With adverse selection, consumers with large demand would identify themselves as low-demand users to obtain the lower price. With moral hazard, users facing a zero price for data have incentives to find new and additional ways of using data. For example, instead of listening to NPR on their radio, they may have it stream to their smart device. Or instead of watching TV via a cable provider, they “cut the cord” and switch to streaming services. (Note, these are both entirely legitimate practices, which is why, like “junk fees,” “moral hazard” is a pejorative that misrepresents normal practices.)

In this imperfect world, providers can implement programs that simultaneously benefit consumers while improving their bottom line. One alternative is usage-based pricing, such as a version of a two-part tariff. Figure 3 illustrates a program that charges an upfront flat fee for unlimited data use up to a specific quantity (Q1). For any data used in excess of that quantity, the consumer is charged a per-unit price equal to the provider’s marginal cost (MC). The consumer will use data until the marginal benefit equals the price charged (Q3, which is more than Q1 and less than Q2). In this case, the consumer would pay the flat fee of A + B, plus a per-unit amount equal to E, which is equal to P x (Q3 – Q1).
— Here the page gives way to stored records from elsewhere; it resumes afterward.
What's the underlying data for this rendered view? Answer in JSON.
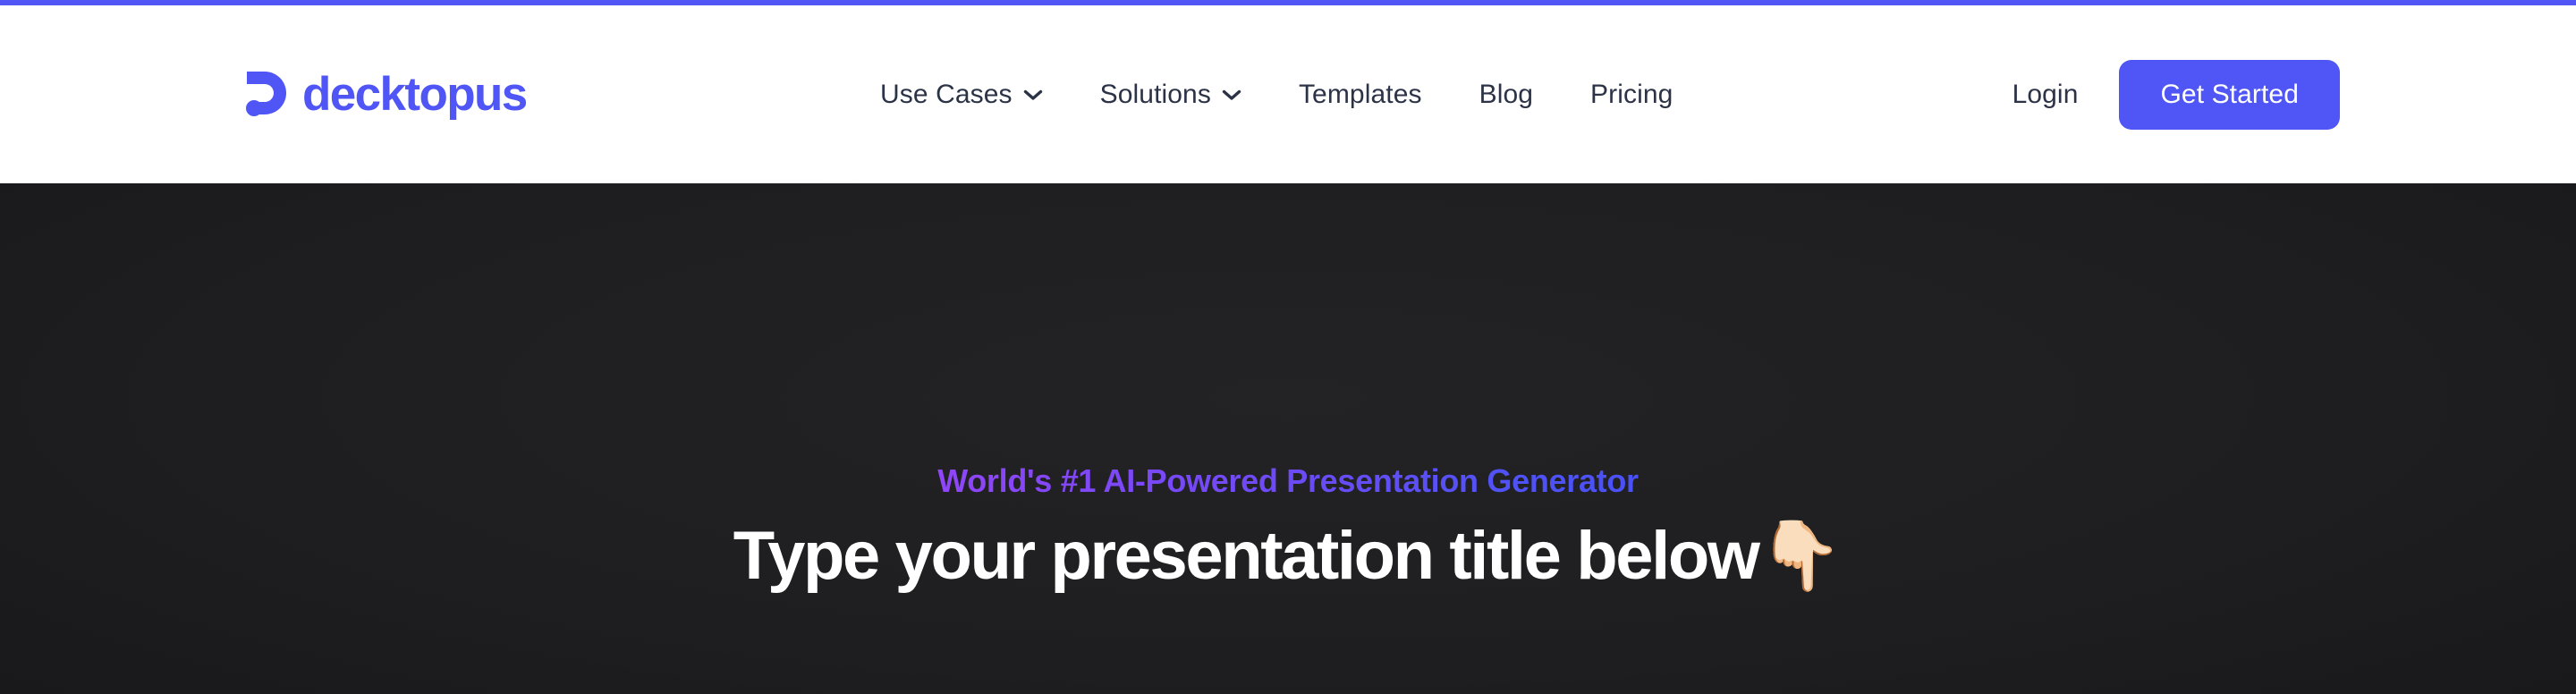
{
  "theme": {
    "brand_purple": "#4f56f5",
    "accent_gradient_start": "#9046f8",
    "accent_gradient_end": "#4a51f6",
    "nav_text": "#2c3347",
    "hero_background": "#1c1c1e",
    "cta_background": "#4f56f5",
    "cta_text": "#ffffff"
  },
  "topbar": {
    "color": "#4f56f5"
  },
  "header": {
    "logo": {
      "wordmark": "decktopus",
      "mark_icon": "decktopus-d-mark-icon",
      "color": "#4f56f5"
    },
    "nav": [
      {
        "label": "Use Cases",
        "has_dropdown": true,
        "icon": "chevron-down-icon"
      },
      {
        "label": "Solutions",
        "has_dropdown": true,
        "icon": "chevron-down-icon"
      },
      {
        "label": "Templates",
        "has_dropdown": false,
        "icon": ""
      },
      {
        "label": "Blog",
        "has_dropdown": false,
        "icon": ""
      },
      {
        "label": "Pricing",
        "has_dropdown": false,
        "icon": ""
      }
    ],
    "actions": {
      "login_label": "Login",
      "cta_label": "Get Started"
    }
  },
  "hero": {
    "eyebrow": "World's #1 AI-Powered Presentation Generator",
    "headline": "Type your presentation title below",
    "headline_emoji": "👇🏻",
    "headline_emoji_name": "backhand-index-pointing-down-emoji"
  }
}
This amount is less than the consumer is willing to pay, which is equal to A + B + C + D + E. Thus, the consumer surplus is C + D, which is less than under all-can-eat pricing, but more than a typical consumer’s surplus.

The provider receives the flat fee of A + B, plus a per-unit amount equal to E and incurs costs equal to B + C + E, yielding a producer surplus of A – C.

Another alternative that a provider could consider would be a “hard” data cap at specified quantity. Under this policy, the consumer pays an upfront flat fee for unlimited data use up to a specific quantity, Q1, but would not be able to use any data in excess of that amount. 

Figure 4 illustrates the result. As with the example of the typical customer in Figure 1, under a “hard” cap, the provider receives A + B in revenue and incurs B + C in costs, yielding a producer surplus of A – C. 

The consumer is willing to pay A + B + C + d for this plan, but only pays A + B, providing a consumer surplus of C + d. (Note that I use a lower case “d” in Figure 4 because it is smaller than “D” in Figures 2 & 3—i.e., d = D – Z.) 

But here’s where things get interesting. The consumer is willing to pay more for the option to exceed the cap. He or she would be willing to pay up to Z + E to use up to Q3 and willing to pay an additional amount F for unlimited data. And if the consumer made that offer, the provider would accept it, because it would increase the provider’s producer surplus.

Put simply, it is in neither the consumer’s nor the provider’s interest to set a hard data cap. The consumer is willing to pay for more data and the amount the consumer is willing to pay is greater than the additional cost to the provider. That is, not only are hard caps subjectively “bad” for consumers, but they are also bad business, because they leave money on the table. There’s no need to ban hard caps, because the market has already banned them. Consumers don’t want hard caps and providers don’t want to impose them.

The point of this whole hypothetical hootenanny is to demonstrate that usage-based pricing is an elegant solution to profitably accommodate high-use consumers and improve their well-being without affecting other, lower-demand consumers. A program that charges an upfront flat fee for unlimited data use up to a specific quantity, and a per-unit price thereafter, is not in any way a “data cap.” Rather, it is an efficient way to ensure that consumers who want to pay for more data get more data.

Maybe the FCC has already realized this, and that’s why the agency’s data-caps investigation has gone missing. Or maybe the FCC hasn’t realized this, and decided instead that it can shoehorn data-cap regulation in one or more of its other recent expansive regulatory undertakings. Let’s hope it’s the former.